Огонь, поглотивший квартиру на Лесной, стал последним актом драмы, растянувшейся на годы. Под обугленными балками спасатели нашли тело 74-летней Людмилы Суворкиной — некогда блиставшей на сцене Малого театра, а в последние годы жившей, словно персонаж из пьесы абсурда.
Соседи описывают её жилище как «капсулу времени, застывшую в момент крушения» — горы мусора, проросшие сквозь паркет, пустые бутылки, ставшие немыми свидетелями одиночества. «Она словно специально строила баррикады из хлама, отгораживаясь от внешнего мира», — шепчет женщина с третьего этажа, поправляя платок.
После смерти мужа-режиссёра пять лет назад Суворкина начала стремительное падение вниз по социальному лифту. Сын, по словам местных жителей, появлялся реже, чем коммунальщики — а те, судя по отрезанной газовой трубе, и вовсе махнули рукой на «бесперспективную» квартиру.

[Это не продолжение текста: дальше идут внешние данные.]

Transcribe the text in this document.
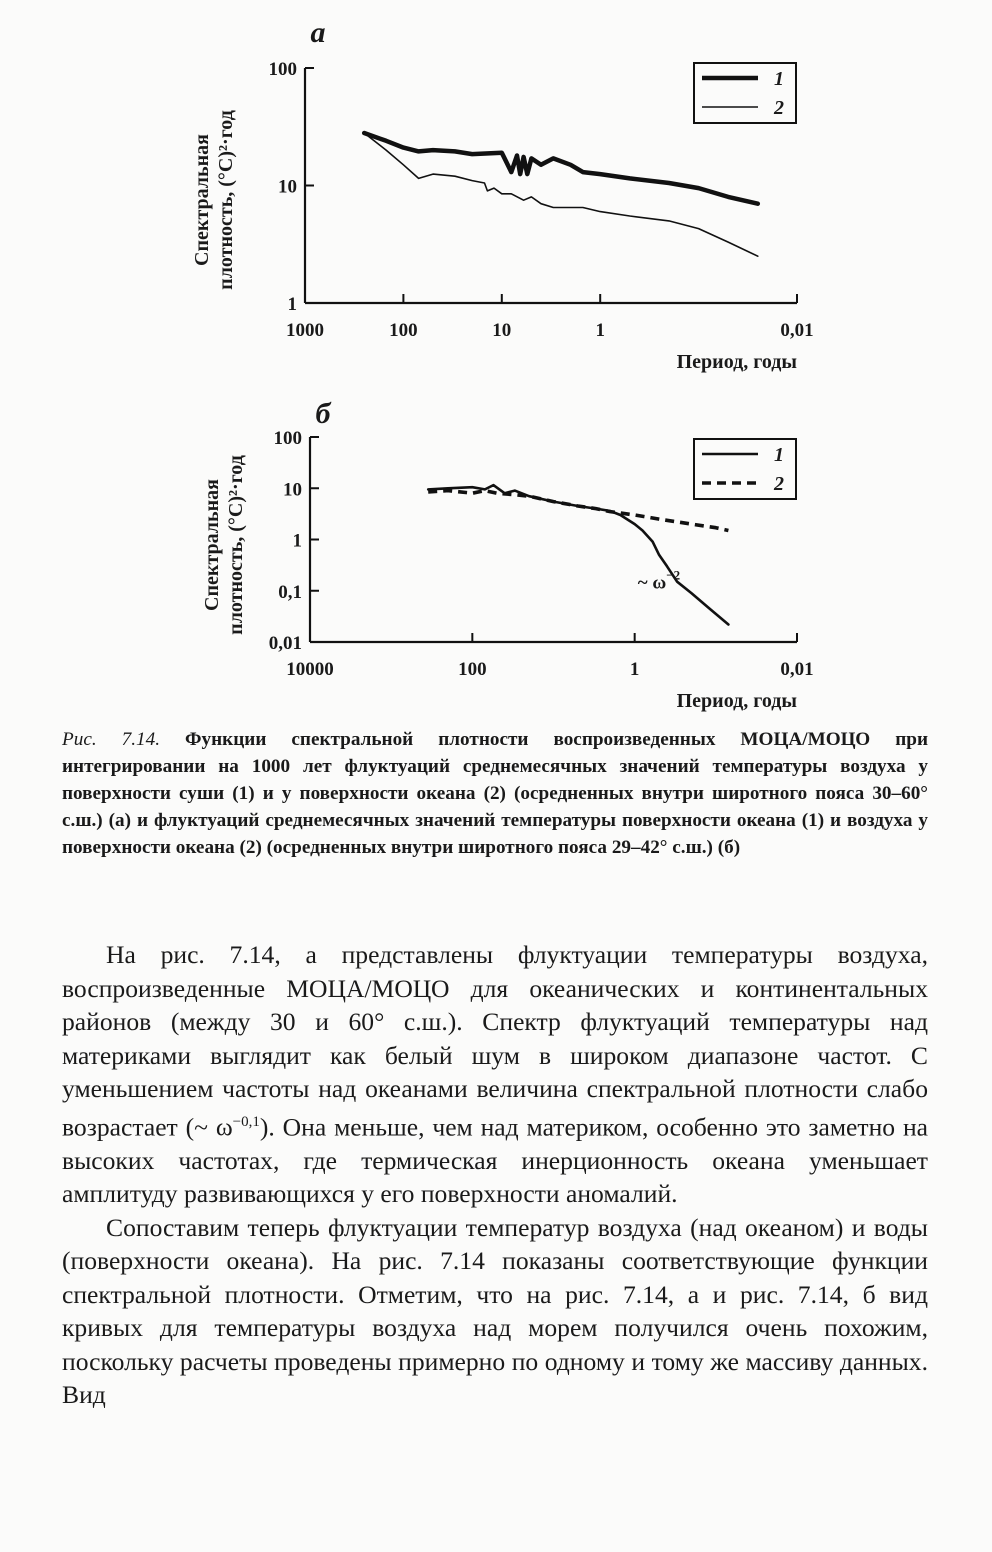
а
Спектральная плотность, (°С)²·год
1000	100	10	1	0,01
100
10
1
1
2
Период, годы
б
Спектральная плотность, (°С)²·год
10000	100	1	0,01
100
10
1
0,1
0,01
1
2
~ $\omega^{-2}$
Период, годы
Рис. 7.14. Функции спектральной плотности воспроизведенных МОЦА/МОЦО при интегрировании на 1000 лет флуктуаций среднемесячных значений температуры воздуха у поверхности суши (1) и у поверхности океана (2) (осредненных внутри широтного пояса 30–60° с.ш.) (а) и флуктуаций среднемесячных значений температуры поверхности океана (1) и воздуха у поверхности океана (2) (осредненных внутри широтного пояса 29–42° с.ш.) (б)

На рис. 7.14, а представлены флуктуации температуры воздуха, воспроизведенные МОЦА/МОЦО для океанических и континентальных районов (между 30 и 60° с.ш.). Спектр флуктуаций температуры над материками выглядит как белый шум в широком диапазоне частот. С уменьшением частоты над океанами величина спектральной плотности слабо возрастает (~ $\omega^{-0,1}$). Она меньше, чем над материком, особенно это заметно на высоких частотах, где термическая инерционность океана уменьшает амплитуду развивающихся у его поверхности аномалий.

Сопоставим теперь флуктуации температур воздуха (над океаном) и воды (поверхности океана). На рис. 7.14 показаны соответствующие функции спектральной плотности. Отметим, что на рис. 7.14, а и рис. 7.14, б вид кривых для температуры воздуха над морем получился очень похожим, поскольку расчеты проведены примерно по одному и тому же массиву данных. Вид
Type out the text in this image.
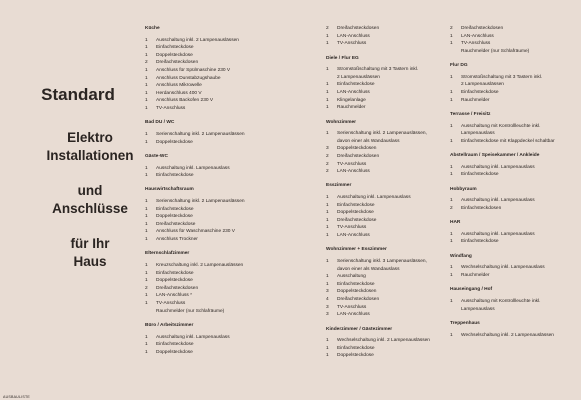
Standard
Elektro
Installationen
und
Anschlüsse
für Ihr
Haus
Küche
1	Ausschaltung inkl. 2 Lampenauslässen
1	Einfachsteckdose
1	Doppelsteckdose
2	Dreifachsteckdosen
1	Anschluss für Spülmaschine 230 V
1	Anschluss Dunstabzugshaube
1	Anschluss Mikrowelle
1	Herdanschluss 400 V
1	Anschluss Backofen 230 V
1	TV-Anschluss
Bad DU / WC
1	Serienschaltung inkl. 2 Lampenauslässen
1	Doppelsteckdose
Gäste-WC
1	Ausschaltung inkl. Lampenauslass
1	Einfachsteckdose
Hauswirtschaftsraum
1	Serienschaltung inkl. 2 Lampenauslässen
1	Einfachsteckdose
1	Doppelsteckdose
1	Dreifachsteckdose
1	Anschluss für Waschmaschine 230 V
1	Anschluss Trockner
Elternschlafzimmer
1	Kreuzschaltung inkl. 2 Lampenauslässen
1	Einfachsteckdose
1	Doppelsteckdose
2	Dreifachsteckdosen
1	LAN-Anschluss *
1	TV-Anschluss
Rauchmelder (nur Schlafräume)
Büro / Arbeitszimmer
1	Ausschaltung inkl. Lampenauslass
1	Einfachsteckdose
1	Doppelsteckdose
2	Dreifachsteckdosen
1	LAN-Anschluss
1	TV-Anschluss
Diele / Flur EG
1	Stromstoßschaltung mit 3 Tastern inkl.
2 Lampenauslässen
1	Einfachsteckdose
1	LAN-Anschluss
1	Klingelanlage
1	Rauchmelder
Wohnzimmer
1	Serienschaltung inkl. 2 Lampenauslässen,
davon einer als Wandauslass
3	Doppelsteckdosen
2	Dreifachsteckdosen
2	TV-Anschluss
2	LAN-Anschluss
Esszimmer
1	Ausschaltung inkl. Lampenauslass
1	Einfachsteckdose
1	Doppelsteckdose
1	Dreifachsteckdose
1	TV-Anschluss
1	LAN-Anschluss
Wohnzimmer + Esszimmer
1	Serienschaltung inkl. 3 Lampenauslässen,
davon einer als Wandauslass
1	Ausschaltung
1	Einfachsteckdose
3	Doppelsteckdosen
4	Dreifachsteckdosen
3	TV-Anschluss
3	LAN-Anschluss
Kinderzimmer / Gästezimmer
1	Wechselschaltung inkl. 2 Lampenauslässen
1	Einfachsteckdose
1	Doppelsteckdose
2	Dreifachsteckdosen
1	LAN-Anschluss
1	TV-Anschluss
Rauchmelder (nur Schlafräume)
Flur DG
1	Stromstoßschaltung mit 3 Tastern inkl.
2 Lampenauslässen
1	Einfachsteckdose
1	Rauchmelder
Terrasse / Freisitz
1	Ausschaltung mit Kontrollleuchte inkl.
Lampenauslass
1	Einfachsteckdose mit Klappdeckel schaltbar
Abstellraum / Speisekammer / Ankleide
1	Ausschaltung inkl. Lampenauslass
1	Einfachsteckdose
Hobbyraum
1	Ausschaltung inkl. Lampenauslass
2	Einfachsteckdosen
HAR
1	Ausschaltung inkl. Lampenauslass
1	Einfachsteckdose
Windfang
1	Wechselschaltung inkl. Lampenauslass
1	Rauchmelder
Hauseingang / Hof
1	Ausschaltung mit Kontrollleuchte inkl.
Lampenauslass
Treppenhaus
1	Wechselschaltung inkl. 2 Lampenauslässen
AUSBAULISTE
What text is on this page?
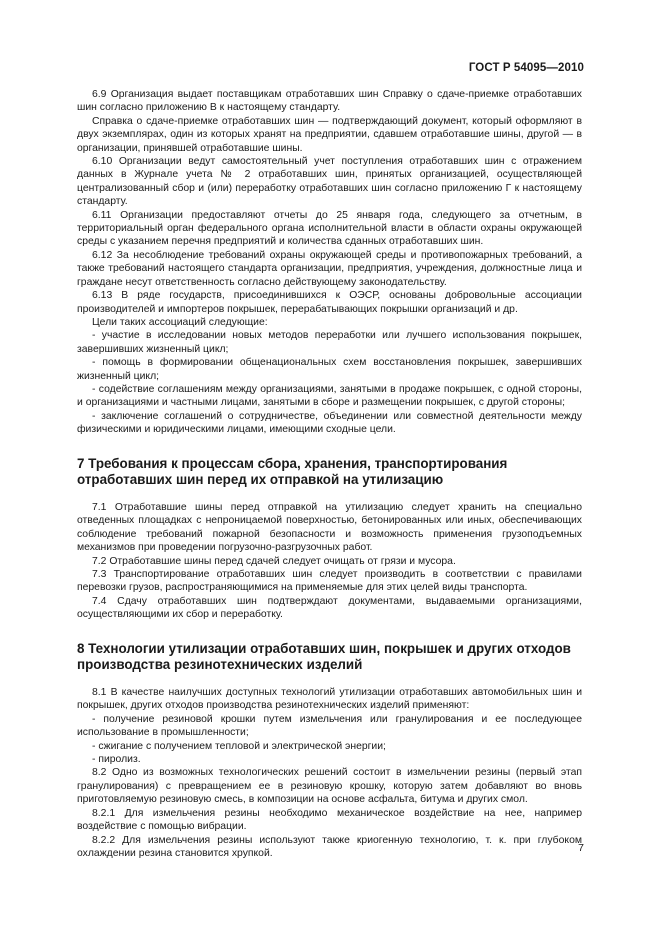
ГОСТ Р 54095—2010

6.9 Организация выдает поставщикам отработавших шин Справку о сдаче-приемке отработавших шин согласно приложению В к настоящему стандарту.

Справка о сдаче-приемке отработавших шин — подтверждающий документ, который оформляют в двух экземплярах, один из которых хранят на предприятии, сдавшем отработавшие шины, другой — в организации, принявшей отработавшие шины.

6.10 Организации ведут самостоятельный учет поступления отработавших шин с отражением данных в Журнале учета № 2 отработавших шин, принятых организацией, осуществляющей централизованный сбор и (или) переработку отработавших шин согласно приложению Г к настоящему стандарту.

6.11 Организации предоставляют отчеты до 25 января года, следующего за отчетным, в территориальный орган федерального органа исполнительной власти в области охраны окружающей среды с указанием перечня предприятий и количества сданных отработавших шин.

6.12 За несоблюдение требований охраны окружающей среды и противопожарных требований, а также требований настоящего стандарта организации, предприятия, учреждения, должностные лица и граждане несут ответственность согласно действующему законодательству.

6.13 В ряде государств, присоединившихся к ОЭСР, основаны добровольные ассоциации производителей и импортеров покрышек, перерабатывающих покрышки организаций и др.

Цели таких ассоциаций следующие:

- участие в исследовании новых методов переработки или лучшего использования покрышек, завершивших жизненный цикл;

- помощь в формировании общенациональных схем восстановления покрышек, завершивших жизненный цикл;

- содействие соглашениям между организациями, занятыми в продаже покрышек, с одной стороны, и организациями и частными лицами, занятыми в сборе и размещении покрышек, с другой стороны;

- заключение соглашений о сотрудничестве, объединении или совместной деятельности между физическими и юридическими лицами, имеющими сходные цели.

7 Требования к процессам сбора, хранения, транспортирования отработавших шин перед их отправкой на утилизацию

7.1 Отработавшие шины перед отправкой на утилизацию следует хранить на специально отведенных площадках с непроницаемой поверхностью, бетонированных или иных, обеспечивающих соблюдение требований пожарной безопасности и возможность применения грузоподъемных механизмов при проведении погрузочно-разгрузочных работ.

7.2 Отработавшие шины перед сдачей следует очищать от грязи и мусора.

7.3 Транспортирование отработавших шин следует производить в соответствии с правилами перевозки грузов, распространяющимися на применяемые для этих целей виды транспорта.

7.4 Сдачу отработавших шин подтверждают документами, выдаваемыми организациями, осуществляющими их сбор и переработку.

8 Технологии утилизации отработавших шин, покрышек и других отходов производства резинотехнических изделий

8.1 В качестве наилучших доступных технологий утилизации отработавших автомобильных шин и покрышек, других отходов производства резинотехнических изделий применяют:

- получение резиновой крошки путем измельчения или гранулирования и ее последующее использование в промышленности;

- сжигание с получением тепловой и электрической энергии;

- пиролиз.

8.2 Одно из возможных технологических решений состоит в измельчении резины (первый этап гранулирования) с превращением ее в резиновую крошку, которую затем добавляют во вновь приготовляемую резиновую смесь, в композиции на основе асфальта, битума и других смол.

8.2.1 Для измельчения резины необходимо механическое воздействие на нее, например воздействие с помощью вибрации.

8.2.2 Для измельчения резины используют также криогенную технологию, т. к. при глубоком охлаждении резина становится хрупкой.	7
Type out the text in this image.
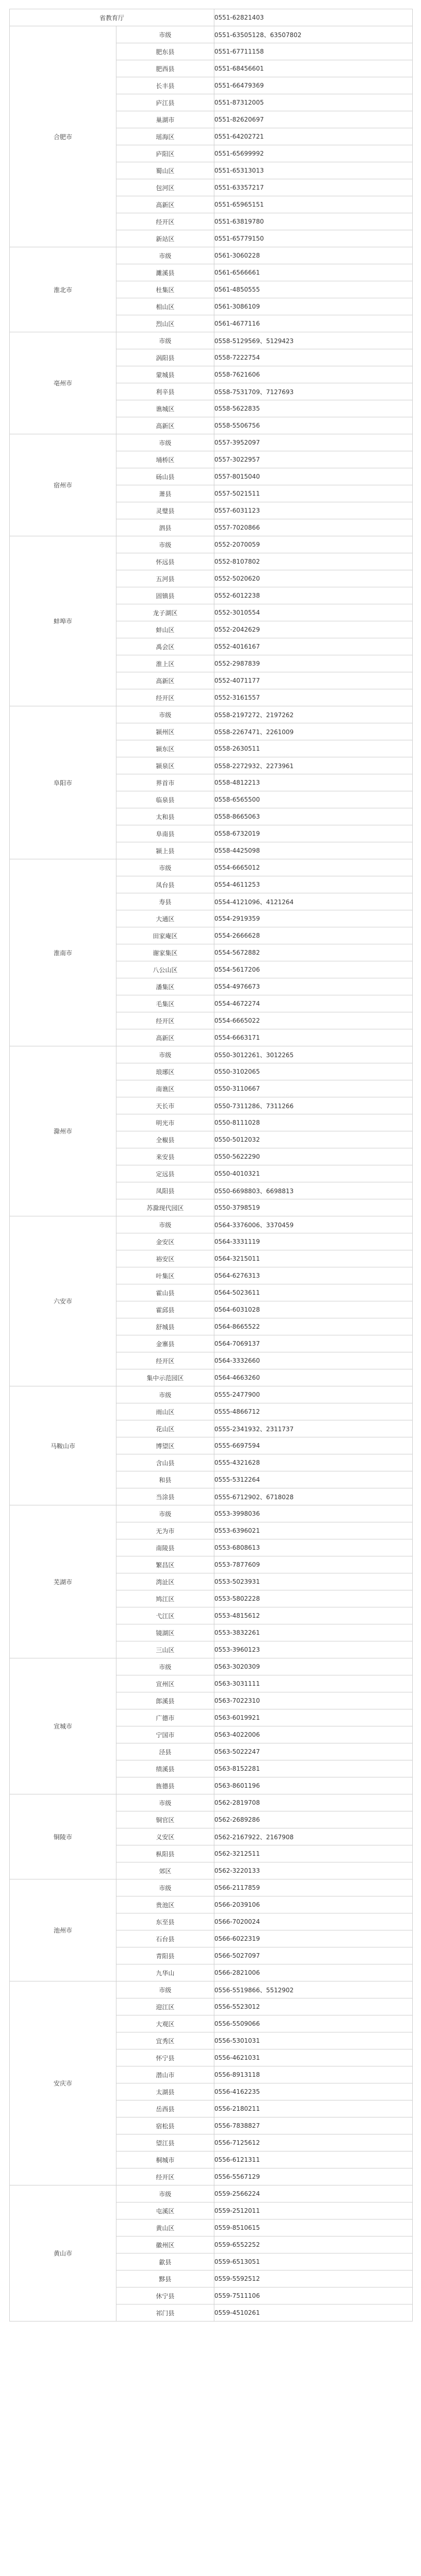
省教育厅		0551-62821403
合肥市	市级	0551-63505128、63507802
	肥东县	0551-67711158
	肥西县	0551-68456601
	长丰县	0551-66479369
	庐江县	0551-87312005
	巢湖市	0551-82620697
	瑶海区	0551-64202721
	庐阳区	0551-65699992
	蜀山区	0551-65313013
	包河区	0551-63357217
	高新区	0551-65965151
	经开区	0551-63819780
	新站区	0551-65779150
淮北市	市级	0561-3060228
	濉溪县	0561-6566661
	杜集区	0561-4850555
	相山区	0561-3086109
	烈山区	0561-4677116
亳州市	市级	0558-5129569、5129423
	涡阳县	0558-7222754
	蒙城县	0558-7621606
	利辛县	0558-7531709、7127693
	谯城区	0558-5622835
	高新区	0558-5506756
宿州市	市级	0557-3952097
	埇桥区	0557-3022957
	砀山县	0557-8015040
	萧县	0557-5021511
	灵璧县	0557-6031123
	泗县	0557-7020866
蚌埠市	市级	0552-2070059
	怀远县	0552-8107802
	五河县	0552-5020620
	固镇县	0552-6012238
	龙子湖区	0552-3010554
	蚌山区	0552-2042629
	禹会区	0552-4016167
	淮上区	0552-2987839
	高新区	0552-4071177
	经开区	0552-3161557
阜阳市	市级	0558-2197272、2197262
	颍州区	0558-2267471、2261009
	颍东区	0558-2630511
	颍泉区	0558-2272932、2273961
	界首市	0558-4812213
	临泉县	0558-6565500
	太和县	0558-8665063
	阜南县	0558-6732019
	颍上县	0558-4425098
淮南市	市级	0554-6665012
	凤台县	0554-4611253
	寿县	0554-4121096、4121264
	大通区	0554-2919359
	田家庵区	0554-2666628
	谢家集区	0554-5672882
	八公山区	0554-5617206
	潘集区	0554-4976673
	毛集区	0554-4672274
	经开区	0554-6665022
	高新区	0554-6663171
滁州市	市级	0550-3012261、3012265
	琅琊区	0550-3102065
	南谯区	0550-3110667
	天长市	0550-7311286、7311266
	明光市	0550-8111028
	全椒县	0550-5012032
	来安县	0550-5622290
	定远县	0550-4010321
	凤阳县	0550-6698803、6698813
	苏滁现代园区	0550-3798519
六安市	市级	0564-3376006、3370459
	金安区	0564-3331119
	裕安区	0564-3215011
	叶集区	0564-6276313
	霍山县	0564-5023611
	霍邱县	0564-6031028
	舒城县	0564-8665522
	金寨县	0564-7069137
	经开区	0564-3332660
	集中示范园区	0564-4663260
马鞍山市	市级	0555-2477900
	雨山区	0555-4866712
	花山区	0555-2341932、2311737
	博望区	0555-6697594
	含山县	0555-4321628
	和县	0555-5312264
	当涂县	0555-6712902、6718028
芜湖市	市级	0553-3998036
	无为市	0553-6396021
	南陵县	0553-6808613
	繁昌区	0553-7877609
	湾沚区	0553-5023931
	鸠江区	0553-5802228
	弋江区	0553-4815612
	镜湖区	0553-3832261
	三山区	0553-3960123
宣城市	市级	0563-3020309
	宣州区	0563-3031111
	郎溪县	0563-7022310
	广德市	0563-6019921
	宁国市	0563-4022006
	泾县	0563-5022247
	绩溪县	0563-8152281
	旌德县	0563-8601196
铜陵市	市级	0562-2819708
	铜官区	0562-2689286
	义安区	0562-2167922、2167908
	枞阳县	0562-3212511
	郊区	0562-3220133
池州市	市级	0566-2117859
	贵池区	0566-2039106
	东至县	0566-7020024
	石台县	0566-6022319
	青阳县	0566-5027097
	九华山	0566-2821006
安庆市	市级	0556-5519866、5512902
	迎江区	0556-5523012
	大观区	0556-5509066
	宜秀区	0556-5301031
	怀宁县	0556-4621031
	潜山市	0556-8913118
	太湖县	0556-4162235
	岳西县	0556-2180211
	宿松县	0556-7838827
	望江县	0556-7125612
	桐城市	0556-6121311
	经开区	0556-5567129
黄山市	市级	0559-2566224
	屯溪区	0559-2512011
	黄山区	0559-8510615
	徽州区	0559-6552252
	歙县	0559-6513051
	黟县	0559-5592512
	休宁县	0559-7511106
	祁门县	0559-4510261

Версии трагедии обрастают жуткими деталями:
«Она передвигалась, будто невидимые кукловоды дергали её за ниточки», — вспоминает пенсионерка из соседнего подъезда. Единственным светлым пятном в этом мрачном полотне стал молодой сосед, приносивший продукты и выносивший мешки с отходами — капля милосердия в океане равнодушия.
Её последняя роль — затворница в собственной рухляди — разительно контрастировала с образами, созданными на сцене. Фильмография Суворкиной могла бы украсить любой фестиваль ретро-кино: «Дети Ванюшина» с их щемящей правдой, сатирический «Недоросль», романтичный «Француз». Но финальные титры жизни оказались куда прозаичнее — протокол осмотра места происшествия и некролог в разделе «Происшествия».
Пожарные нашли среди пепла лишь одно нетронутое пламенем — фотографию в заляпанной раме: молодая Суворкина в роли княжны Мери. Улыбка, застывшая на полвека, теперь смотрит в никуда из-под слоя сажи.